Quentin Tarantino torna sul grande schermo con Bastardi senza gloria in una versione assolutamente inedita: più elegiaco, più riflessivo (non aspettatevi un film d'azione), a tratti quasi decadente e ancor più teatrale negli atti che scandiscono il suo film e che spesso sono ambientati in un unico luogo, all'interno del quale prendono vita interminabili e "ingloriosi" dialoghi. Ma forse il bello di questo nuovo film del regista di Pulp Fiction e Kill Bill è proprio questo, l'assenza di gloria, la mancanza di epicità che contraddistingue tutti gli (anti-)eroi, dal tenente Aldo Raine di Brad Pitt (che si fa persino beffa del modello del fascinoso e sprezzante "american hero" un po' Marlon Brando, un po' John Wayne), alla Soshanna Dreyfus di Melanie Laurent, fino alla Bridget von Hammersmark di Diane Kruger, una Cenerentola moderna e sfacciata che tutto vorrebbe meno che qualcuno trovasse la sua scarpetta perduta.

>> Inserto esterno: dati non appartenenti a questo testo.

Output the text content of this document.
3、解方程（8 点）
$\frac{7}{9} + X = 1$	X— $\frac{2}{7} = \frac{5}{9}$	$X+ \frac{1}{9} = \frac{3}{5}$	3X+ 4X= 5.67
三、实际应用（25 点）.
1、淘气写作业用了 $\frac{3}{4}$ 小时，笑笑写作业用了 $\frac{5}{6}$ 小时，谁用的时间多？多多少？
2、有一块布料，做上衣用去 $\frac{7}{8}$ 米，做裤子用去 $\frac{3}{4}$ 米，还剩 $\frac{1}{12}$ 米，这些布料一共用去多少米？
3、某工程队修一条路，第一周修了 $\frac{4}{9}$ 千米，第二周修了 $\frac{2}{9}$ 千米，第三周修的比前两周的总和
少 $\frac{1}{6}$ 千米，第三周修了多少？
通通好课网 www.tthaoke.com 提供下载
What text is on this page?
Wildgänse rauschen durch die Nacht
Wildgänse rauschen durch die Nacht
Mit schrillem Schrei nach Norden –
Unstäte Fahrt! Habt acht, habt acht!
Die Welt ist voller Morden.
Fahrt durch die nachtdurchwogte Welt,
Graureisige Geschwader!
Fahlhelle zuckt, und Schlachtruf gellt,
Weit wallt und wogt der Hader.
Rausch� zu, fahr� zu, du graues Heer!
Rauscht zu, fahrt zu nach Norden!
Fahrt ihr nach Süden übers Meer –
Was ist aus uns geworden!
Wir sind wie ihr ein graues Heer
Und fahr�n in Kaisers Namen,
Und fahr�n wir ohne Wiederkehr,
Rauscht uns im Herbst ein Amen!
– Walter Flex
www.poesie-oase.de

Tarantino torna al racconto corale, senza elevare alcun personaggio al di sopra di altri (Pitt non ha più spazio del resto deglii attori, è forse solo il più famoso) e soprattutto senza mitizzare la propria storia, interessandosi invece a celebrare il potere del suo tanto amato cinema, in grado col suo fuoco persino di riscrivere la storia, di uccidere Hitler prima del tempo e di estirpare il male assoluto, se necessario anche a costo della propria stessa distruzione (sebbene sottoforma di inquietante fantasma continui poi per sempre a tormentare le coscienze di ognuno).
Perché d'altronde a partire dalle prime iniziali note del Per Elisa di Beethoven (mascherato sottoforma di trillo western in un primo quarto d'ora da antologia), sarà proprio una funerea idea di sacrificio ad attraversare il film, di una morte che come nei migliori western percepiamo sempre come prossima a giungere e di uomini votati al martirio pur di ottenere i loro scopi. Il tutto naturalmente viene scandito in maniera molto poco seriosa in perfetto stile Tarantino. Il regista continua a giocare con la macchina da presa e con i generi, mescola commedia e tragedia e si cala nel film attraverso il personaggio di Aldo Raine (un Brad Pitt da Oscar il cui accento favoloso verrà buttato via anche dal miglior doppiaggio), bastardo per eccellenza super partes, giustiziere venuto chissà da quando, chissà da dove e chissà perché a mettere il proprio marchio indelebile sul film e sulla Storia.
A lui verrà affidato il compito di realizzare il "capolavoro", dopo due ore e mezza in cui il regista avrà giocato con i destini umani e quelli di tutti gli spettatori. È sempre lui, Quentin, il bastardo (secondo molti ancora senza la giusta gloria) che in fondo più di tutti si diverte alle nostre spalle.
Quentin Tarantino e il suo "Kill Hitler"... il trionfo del cinema contro i "nein, nein, nein, nein"!